I was still emotional about my dad and Beth's thoughtful gesture the following evening when I arrived back in New York.

The team had hit a wall of paper and I'd happily left them to it in order to spend that little bit of extra time with my family.

I never realised how much I'd missed being around my parents and Jack. When I was with them it was as though I was no longer the head of my own Unit living it up in NYC in my thirties.

But instead, I was their little girl, young and no older than eighteen.

But I liked it that way. Beth fussed over me and made sure I was eating enough while my dad warned me about men and the dangers of dating while in New York without my family "around to protect me" and then kissed my forehead goodnight.

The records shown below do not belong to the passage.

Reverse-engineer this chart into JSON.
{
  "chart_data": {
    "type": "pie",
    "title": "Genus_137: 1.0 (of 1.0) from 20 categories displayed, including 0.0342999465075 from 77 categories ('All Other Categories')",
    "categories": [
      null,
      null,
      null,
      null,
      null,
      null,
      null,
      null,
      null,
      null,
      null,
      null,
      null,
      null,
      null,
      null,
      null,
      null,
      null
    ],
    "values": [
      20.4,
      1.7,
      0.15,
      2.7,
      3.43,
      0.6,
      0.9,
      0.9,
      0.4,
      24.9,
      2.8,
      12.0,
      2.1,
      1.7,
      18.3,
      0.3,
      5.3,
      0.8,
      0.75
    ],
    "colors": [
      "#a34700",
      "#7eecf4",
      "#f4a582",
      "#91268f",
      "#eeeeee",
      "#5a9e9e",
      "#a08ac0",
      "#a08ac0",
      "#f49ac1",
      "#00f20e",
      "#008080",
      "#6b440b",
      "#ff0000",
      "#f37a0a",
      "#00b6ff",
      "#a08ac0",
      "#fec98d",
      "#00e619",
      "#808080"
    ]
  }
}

They even checked in on me before they went to bed themselves.

It was overwhelming how much they cared for me, and I felt breathless and choked by my surprise at how I'd gone almost thirty years without having one parent at all; let alone two now.

Because I really did see Beth as a mum.

When I got back to my apartment I set the keys on the side table; punching in my alarm code and locking the door behind me; dumping my go-bag under the table and kicking my boots off by the coat-stand where I hung my suit jacket.

Sighing emphatically and tiredly to myself I padded through to my bedroom; hanging my gun-belt on the hook on the wall beside my bed and untucking my blouse from my suit trousers; smirking again at the fact that I'd lifted the wrong go-bag to take to the wedding in DC. Beth and my dad hadn't let me live that one down.

I flicked on the bedside lamp and immediately could sense that something was wrong.

Something was... off about the room.

I took a step back and turned towards the bed; knowing immediately it was something to do with there.

My breath hitched in my throat as I realised the two bedside tables had been rearranged. My alarm clock had been moved from the right night-stand where I stood, to the left one along with my glasses box, reading book, bottle of water and phone charger. On the right night-stand was now the main landline telephone and notepad.

My scatter cushions were also more arranged towards the left; rather than the right. And laid there, on my pillow which was now on the left instead of the right was a folded piece of paper.

Hurriedly I marched around the side of the bed to unfold the note with my nickname scrolled across the top.

My eyes were stinging as I peered at the beginning words, but were entirely blurred by the time I reached the end.

"Blue.

Blue. The colour of the sky. Infinite and complete, never-ending and beautiful. The possibility of countless days spent beneath it's blanket. The security of such a possibility. The knowledge that it'll always be there, never-ending and pure.

Blue. The colour of water. So effortlessly natural and ever-changing. The ability to be whatever it so wishes, the countless possibilities of size and volume. The knowledge that no matter how much or little of it there is, it'll always remain the same; pure, beautiful, sacred, natural, effortless.

Blue. The colour of diamonds. A natural entity yet so rare and wonderful and breathtaking. The ability to capture infinite colours in it's rays, yet never changing it's own colour. So precious and fragile that anyone to come across such beauty is overwhelmed by it's beauty and elegance and scarcity.